O colunista e repórter especial do Broadcast Fábio Alves destacou que, ao afetar diretamente a condução da economia, essa crise política também tem pesado na tomada de decisão de investidores. Um exemplo é a variação do dólar, que passou de R$ 2,55 em 22 de janeiro, para acima de R$ 3,10 nas últimas semanas, não só pela pressão internacional, mas também como reflexo dos problemas domésticos. Para o jornalista, toda essa crise "turva a visão" do que acontecerá com a política econômica brasileira. "Não dá para dizer que vai melhorar. O DNA da presidente acaba falando mais alto", disse Alves, autor do livro "Inflação, Juros e Crescimento no Governo Dilma", publicado pela editora Altabooks.

O professor da FGV Gustavo Fernandes, por sua vez, avaliou que a crise política e econômica pela qual o Brasil passa é reflexo do esgotamento do "experimento desenvolvimentista" que o governo Dilma iniciou e do próprio sistema político, "que ainda não se desenvolveu a contento". "Sabemos que esse novo experimento sustentou o emprego, só que as pessoas não veem no horizonte oportunidades melhores, não veem uma trajetória de ascensão no curto prazo", afirmou. Ele destacou que o Brasil vive um momento de transição importante, mas que deverá ser lento, "porque somos um País complexo".

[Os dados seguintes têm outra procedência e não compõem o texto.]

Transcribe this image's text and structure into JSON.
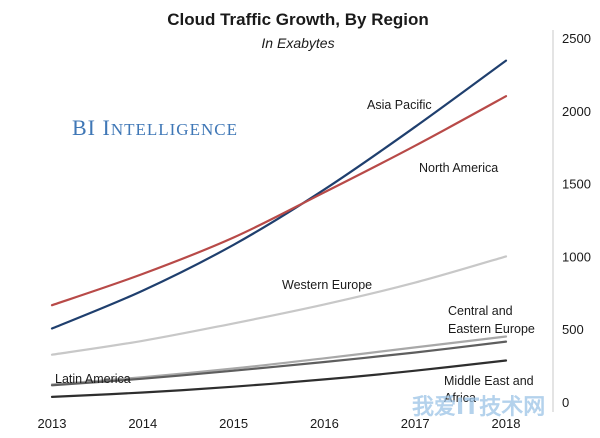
{
  "brand": {
    "big1": "BI ",
    "small1": "I",
    "rest": "NTELLIGENCE"
  },
  "watermark": "我爱IT技术网",
  "chart_data": {
    "type": "line",
    "title": "Cloud Traffic Growth, By Region",
    "subtitle": "In Exabytes",
    "xlabel": "",
    "ylabel": "",
    "x": [
      2013,
      2014,
      2015,
      2016,
      2017,
      2018
    ],
    "x_tick_labels": [
      "2013",
      "2014",
      "2015",
      "2016",
      "2017",
      "2018"
    ],
    "ylim": [
      0,
      2500
    ],
    "y_ticks": [
      0,
      500,
      1000,
      1500,
      2000,
      2500
    ],
    "y_axis_side": "right",
    "grid": false,
    "series": [
      {
        "name": "Asia Pacific",
        "label": "Asia Pacific",
        "color": "#1f3f6e",
        "values": [
          505,
          765,
          1080,
          1460,
          1890,
          2345
        ]
      },
      {
        "name": "North America",
        "label": "North America",
        "color": "#b84a48",
        "values": [
          665,
          880,
          1130,
          1440,
          1760,
          2100
        ]
      },
      {
        "name": "Western Europe",
        "label": "Western Europe",
        "color": "#c8c8c8",
        "values": [
          325,
          420,
          540,
          670,
          820,
          1000
        ]
      },
      {
        "name": "Central and Eastern Europe",
        "label_lines": [
          "Central and",
          "Eastern Europe"
        ],
        "color": "#a8a8a8",
        "values": [
          120,
          170,
          230,
          300,
          375,
          450
        ]
      },
      {
        "name": "Latin America",
        "label": "Latin America",
        "color": "#5e5e5e",
        "values": [
          115,
          160,
          215,
          275,
          340,
          415
        ]
      },
      {
        "name": "Middle East and Africa",
        "label_lines": [
          "Middle East and",
          "Africa"
        ],
        "color": "#2e2e2e",
        "values": [
          35,
          65,
          105,
          155,
          215,
          285
        ]
      }
    ]
  }
}
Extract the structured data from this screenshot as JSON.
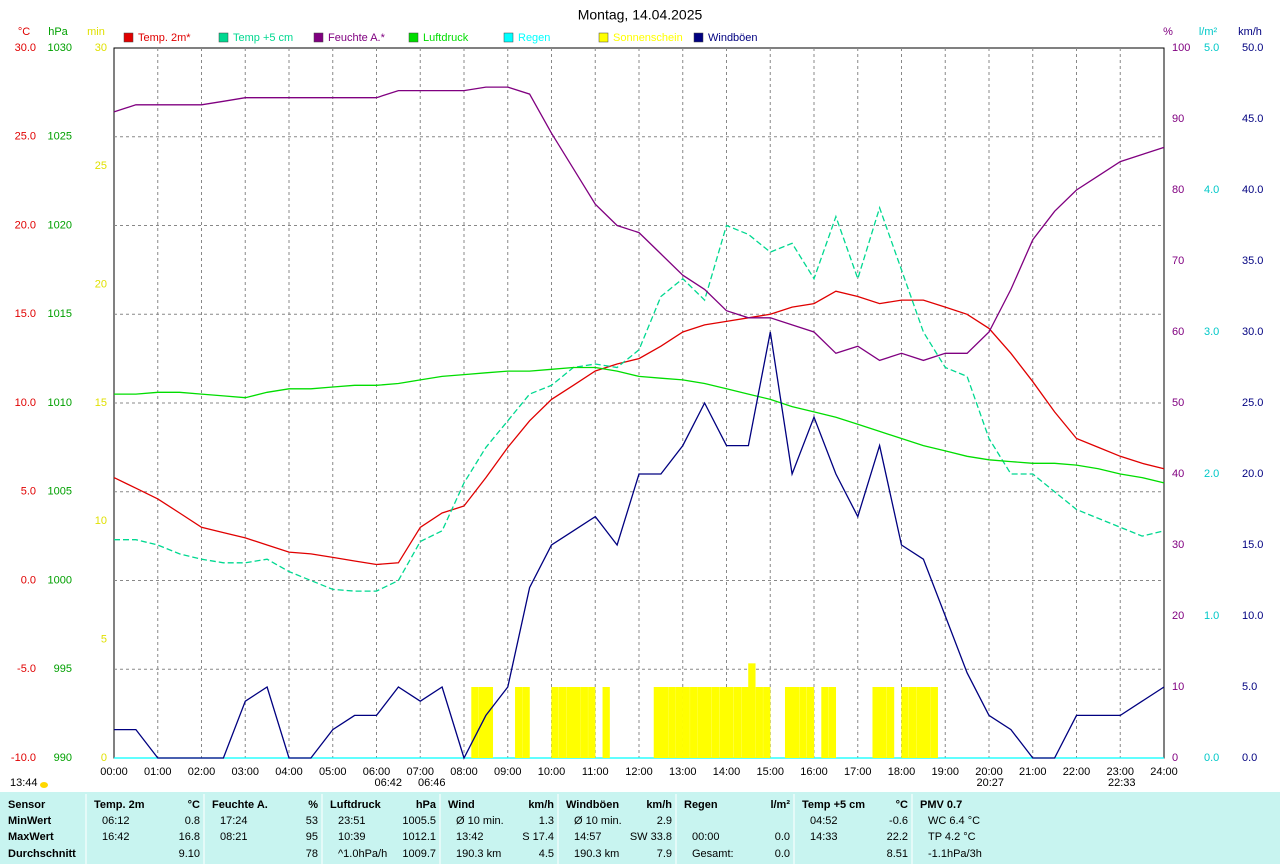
{
  "chart_data": {
    "type": "line",
    "title": "Montag, 14.04.2025",
    "xlim": [
      0,
      24
    ],
    "xticks": [
      {
        "value": 0,
        "label": "00:00"
      },
      {
        "value": 1,
        "label": "01:00"
      },
      {
        "value": 2,
        "label": "02:00"
      },
      {
        "value": 3,
        "label": "03:00"
      },
      {
        "value": 4,
        "label": "04:00"
      },
      {
        "value": 5,
        "label": "05:00"
      },
      {
        "value": 6,
        "label": "06:00"
      },
      {
        "value": 7,
        "label": "07:00"
      },
      {
        "value": 8,
        "label": "08:00"
      },
      {
        "value": 9,
        "label": "09:00"
      },
      {
        "value": 10,
        "label": "10:00"
      },
      {
        "value": 11,
        "label": "11:00"
      },
      {
        "value": 12,
        "label": "12:00"
      },
      {
        "value": 13,
        "label": "13:00"
      },
      {
        "value": 14,
        "label": "14:00"
      },
      {
        "value": 15,
        "label": "15:00"
      },
      {
        "value": 16,
        "label": "16:00"
      },
      {
        "value": 17,
        "label": "17:00"
      },
      {
        "value": 18,
        "label": "18:00"
      },
      {
        "value": 19,
        "label": "19:00"
      },
      {
        "value": 20,
        "label": "20:00"
      },
      {
        "value": 21,
        "label": "21:00"
      },
      {
        "value": 22,
        "label": "22:00"
      },
      {
        "value": 23,
        "label": "23:00"
      },
      {
        "value": 24,
        "label": "24:00"
      }
    ],
    "grid": true,
    "axes": {
      "temp": {
        "label": "°C",
        "side": "left",
        "color": "#e00000",
        "lim": [
          -10,
          30
        ],
        "ticks": [
          {
            "value": -10,
            "label": "-10.0"
          },
          {
            "value": -5,
            "label": "-5.0"
          },
          {
            "value": 0,
            "label": "0.0"
          },
          {
            "value": 5,
            "label": "5.0"
          },
          {
            "value": 10,
            "label": "10.0"
          },
          {
            "value": 15,
            "label": "15.0"
          },
          {
            "value": 20,
            "label": "20.0"
          },
          {
            "value": 25,
            "label": "25.0"
          },
          {
            "value": 30,
            "label": "30.0"
          }
        ]
      },
      "hpa": {
        "label": "hPa",
        "side": "left",
        "color": "#00a000",
        "lim": [
          990,
          1030
        ],
        "ticks": [
          990,
          995,
          1000,
          1005,
          1010,
          1015,
          1020,
          1025,
          1030
        ]
      },
      "min": {
        "label": "min",
        "side": "left",
        "color": "#e0e000",
        "lim": [
          0,
          30
        ],
        "ticks": [
          0,
          5,
          10,
          15,
          20,
          25,
          30
        ]
      },
      "pct": {
        "label": "%",
        "side": "right",
        "color": "#800080",
        "lim": [
          0,
          100
        ],
        "ticks": [
          0,
          10,
          20,
          30,
          40,
          50,
          60,
          70,
          80,
          90,
          100
        ]
      },
      "lm2": {
        "label": "l/m²",
        "side": "right",
        "color": "#00c8c8",
        "lim": [
          0,
          5
        ],
        "ticks": [
          {
            "value": 0,
            "label": "0.0"
          },
          {
            "value": 1,
            "label": "1.0"
          },
          {
            "value": 2,
            "label": "2.0"
          },
          {
            "value": 3,
            "label": "3.0"
          },
          {
            "value": 4,
            "label": "4.0"
          },
          {
            "value": 5,
            "label": "5.0"
          }
        ]
      },
      "kmh": {
        "label": "km/h",
        "side": "right",
        "color": "#000080",
        "lim": [
          0,
          50
        ],
        "ticks": [
          {
            "value": 0,
            "label": "0.0"
          },
          {
            "value": 5,
            "label": "5.0"
          },
          {
            "value": 10,
            "label": "10.0"
          },
          {
            "value": 15,
            "label": "15.0"
          },
          {
            "value": 20,
            "label": "20.0"
          },
          {
            "value": 25,
            "label": "25.0"
          },
          {
            "value": 30,
            "label": "30.0"
          },
          {
            "value": 35,
            "label": "35.0"
          },
          {
            "value": 40,
            "label": "40.0"
          },
          {
            "value": 45,
            "label": "45.0"
          },
          {
            "value": 50,
            "label": "50.0"
          }
        ]
      }
    },
    "x": [
      0,
      0.5,
      1,
      1.5,
      2,
      2.5,
      3,
      3.5,
      4,
      4.5,
      5,
      5.5,
      6,
      6.5,
      7,
      7.5,
      8,
      8.5,
      9,
      9.5,
      10,
      10.5,
      11,
      11.5,
      12,
      12.5,
      13,
      13.5,
      14,
      14.5,
      15,
      15.5,
      16,
      16.5,
      17,
      17.5,
      18,
      18.5,
      19,
      19.5,
      20,
      20.5,
      21,
      21.5,
      22,
      22.5,
      23,
      23.5,
      24
    ],
    "series": [
      {
        "name": "Temp. 2m*",
        "color": "#e00000",
        "axis": "temp",
        "values": [
          5.8,
          5.2,
          4.6,
          3.8,
          3.0,
          2.7,
          2.4,
          2.0,
          1.6,
          1.5,
          1.3,
          1.1,
          0.9,
          1.0,
          3.0,
          3.8,
          4.2,
          5.8,
          7.5,
          9.0,
          10.2,
          11.0,
          11.8,
          12.2,
          12.5,
          13.2,
          14.0,
          14.4,
          14.6,
          14.8,
          15.0,
          15.4,
          15.6,
          16.3,
          16.0,
          15.6,
          15.8,
          15.8,
          15.4,
          15.0,
          14.2,
          12.8,
          11.2,
          9.5,
          8.0,
          7.5,
          7.0,
          6.6,
          6.3
        ]
      },
      {
        "name": "Temp +5 cm",
        "color": "#00d890",
        "axis": "temp",
        "dashed": true,
        "values": [
          2.3,
          2.3,
          2.0,
          1.5,
          1.2,
          1.0,
          1.0,
          1.2,
          0.5,
          0.0,
          -0.5,
          -0.6,
          -0.6,
          0.0,
          2.2,
          2.8,
          5.5,
          7.5,
          9.0,
          10.5,
          11.0,
          12.0,
          12.2,
          12.0,
          13.0,
          16.0,
          17.0,
          15.8,
          20.0,
          19.5,
          18.5,
          19.0,
          17.0,
          20.5,
          17.0,
          21.0,
          17.5,
          14.0,
          12.0,
          11.5,
          8.0,
          6.0,
          6.0,
          5.0,
          4.0,
          3.5,
          3.0,
          2.5,
          2.8
        ]
      },
      {
        "name": "Feuchte A.*",
        "color": "#800080",
        "axis": "pct",
        "values": [
          91,
          92,
          92,
          92,
          92,
          92.5,
          93,
          93,
          93,
          93,
          93,
          93,
          93,
          94,
          94,
          94,
          94,
          94.5,
          94.5,
          93.5,
          88,
          83,
          78,
          75,
          74,
          71,
          68,
          66,
          63,
          62,
          62,
          61,
          60,
          57,
          58,
          56,
          57,
          56,
          57,
          57,
          60,
          66,
          73,
          77,
          80,
          82,
          84,
          85,
          86
        ]
      },
      {
        "name": "Luftdruck",
        "color": "#00dd00",
        "axis": "hpa",
        "values": [
          1010.5,
          1010.5,
          1010.6,
          1010.6,
          1010.5,
          1010.4,
          1010.3,
          1010.6,
          1010.8,
          1010.8,
          1010.9,
          1011.0,
          1011.0,
          1011.1,
          1011.3,
          1011.5,
          1011.6,
          1011.7,
          1011.8,
          1011.8,
          1011.9,
          1012.0,
          1012.0,
          1011.8,
          1011.5,
          1011.4,
          1011.3,
          1011.1,
          1010.8,
          1010.5,
          1010.2,
          1009.8,
          1009.5,
          1009.2,
          1008.8,
          1008.4,
          1008.0,
          1007.6,
          1007.3,
          1007.0,
          1006.8,
          1006.7,
          1006.6,
          1006.6,
          1006.5,
          1006.3,
          1006.0,
          1005.8,
          1005.5
        ]
      },
      {
        "name": "Regen",
        "color": "#00ffff",
        "axis": "lm2",
        "values": [
          0,
          0,
          0,
          0,
          0,
          0,
          0,
          0,
          0,
          0,
          0,
          0,
          0,
          0,
          0,
          0,
          0,
          0,
          0,
          0,
          0,
          0,
          0,
          0,
          0,
          0,
          0,
          0,
          0,
          0,
          0,
          0,
          0,
          0,
          0,
          0,
          0,
          0,
          0,
          0,
          0,
          0,
          0,
          0,
          0,
          0,
          0,
          0,
          0
        ]
      },
      {
        "name": "Sonnenschein",
        "color": "#ffff00",
        "axis": "min",
        "type": "bar",
        "x": [
          8.25,
          8.42,
          8.58,
          9.25,
          9.42,
          10.08,
          10.25,
          10.42,
          10.58,
          10.75,
          10.92,
          11.25,
          12.42,
          12.58,
          12.75,
          12.92,
          13.08,
          13.25,
          13.42,
          13.58,
          13.75,
          13.92,
          14.08,
          14.25,
          14.42,
          14.58,
          14.75,
          14.92,
          15.42,
          15.58,
          15.75,
          15.92,
          16.25,
          16.42,
          17.42,
          17.58,
          17.75,
          18.08,
          18.25,
          18.42,
          18.58,
          18.75
        ],
        "values": [
          3,
          3,
          3,
          3,
          3,
          3,
          3,
          3,
          3,
          3,
          3,
          3,
          3,
          3,
          3,
          3,
          3,
          3,
          3,
          3,
          3,
          3,
          3,
          3,
          3,
          4,
          3,
          3,
          3,
          3,
          3,
          3,
          3,
          3,
          3,
          3,
          3,
          3,
          3,
          3,
          3,
          3
        ]
      },
      {
        "name": "Windböen",
        "color": "#000080",
        "axis": "kmh",
        "values": [
          2,
          2,
          0,
          0,
          0,
          0,
          4,
          5,
          0,
          0,
          2,
          3,
          3,
          5,
          4,
          5,
          0,
          3,
          5,
          12,
          15,
          16,
          17,
          15,
          20,
          20,
          22,
          25,
          22,
          22,
          30,
          20,
          24,
          20,
          17,
          22,
          15,
          14,
          10,
          6,
          3,
          2,
          0,
          0,
          3,
          3,
          3,
          4,
          5
        ]
      }
    ],
    "annotations": [
      "13:44",
      "06:42",
      "06:46",
      "20:27",
      "22:33"
    ]
  },
  "stats": {
    "columns": [
      {
        "name": "Temp. 2m",
        "unit": "°C"
      },
      {
        "name": "Feuchte A.",
        "unit": "%"
      },
      {
        "name": "Luftdruck",
        "unit": "hPa"
      },
      {
        "name": "Wind",
        "unit": "km/h"
      },
      {
        "name": "Windböen",
        "unit": "km/h"
      },
      {
        "name": "Regen",
        "unit": "l/m²"
      },
      {
        "name": "Temp +5 cm",
        "unit": "°C"
      },
      {
        "name": "PMV 0.7"
      }
    ],
    "corner": "Sensor",
    "rows": [
      {
        "label": "MinWert",
        "cells": [
          {
            "l": "06:12",
            "r": "0.8"
          },
          {
            "l": "17:24",
            "r": "53"
          },
          {
            "l": "23:51",
            "r": "1005.5"
          },
          {
            "l": "Ø 10 min.",
            "r": "1.3"
          },
          {
            "l": "Ø 10 min.",
            "r": "2.9"
          },
          {},
          {
            "l": "04:52",
            "r": "-0.6"
          },
          {
            "l": "WC 6.4 °C"
          }
        ]
      },
      {
        "label": "MaxWert",
        "cells": [
          {
            "l": "16:42",
            "r": "16.8"
          },
          {
            "l": "08:21",
            "r": "95"
          },
          {
            "l": "10:39",
            "r": "1012.1"
          },
          {
            "l": "13:42",
            "r": "S 17.4"
          },
          {
            "l": "14:57",
            "r": "SW 33.8"
          },
          {
            "l": "00:00",
            "r": "0.0"
          },
          {
            "l": "14:33",
            "r": "22.2"
          },
          {
            "l": "TP 4.2 °C"
          }
        ]
      },
      {
        "label": "Durchschnitt",
        "cells": [
          {
            "r": "9.10"
          },
          {
            "r": "78"
          },
          {
            "l": "^1.0hPa/h",
            "r": "1009.7"
          },
          {
            "l": "190.3 km",
            "r": "4.5"
          },
          {
            "l": "190.3 km",
            "r": "7.9"
          },
          {
            "l": "Gesamt:",
            "r": "0.0"
          },
          {
            "r": "8.51"
          },
          {
            "l": "-1.1hPa/3h"
          }
        ]
      }
    ]
  }
}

Apesar de considerar a presidente Dilma como o ex-presidente Ernesto "Geisel de saias", o economista e professor da FGV Marcos Fernandes Gonçalves da Silva se mostrou mais otimista com as perspectivas para o País. De acordo com ele, o otimismo é sustentado nas mudanças positivas pelas quais o Brasil passou nos últimos anos, entre elas, a consolidação da classe média e das políticas sociais e o aumento do nível educacional das pessoas. "Foram políticas bem feitas e populares, não populistas", disse.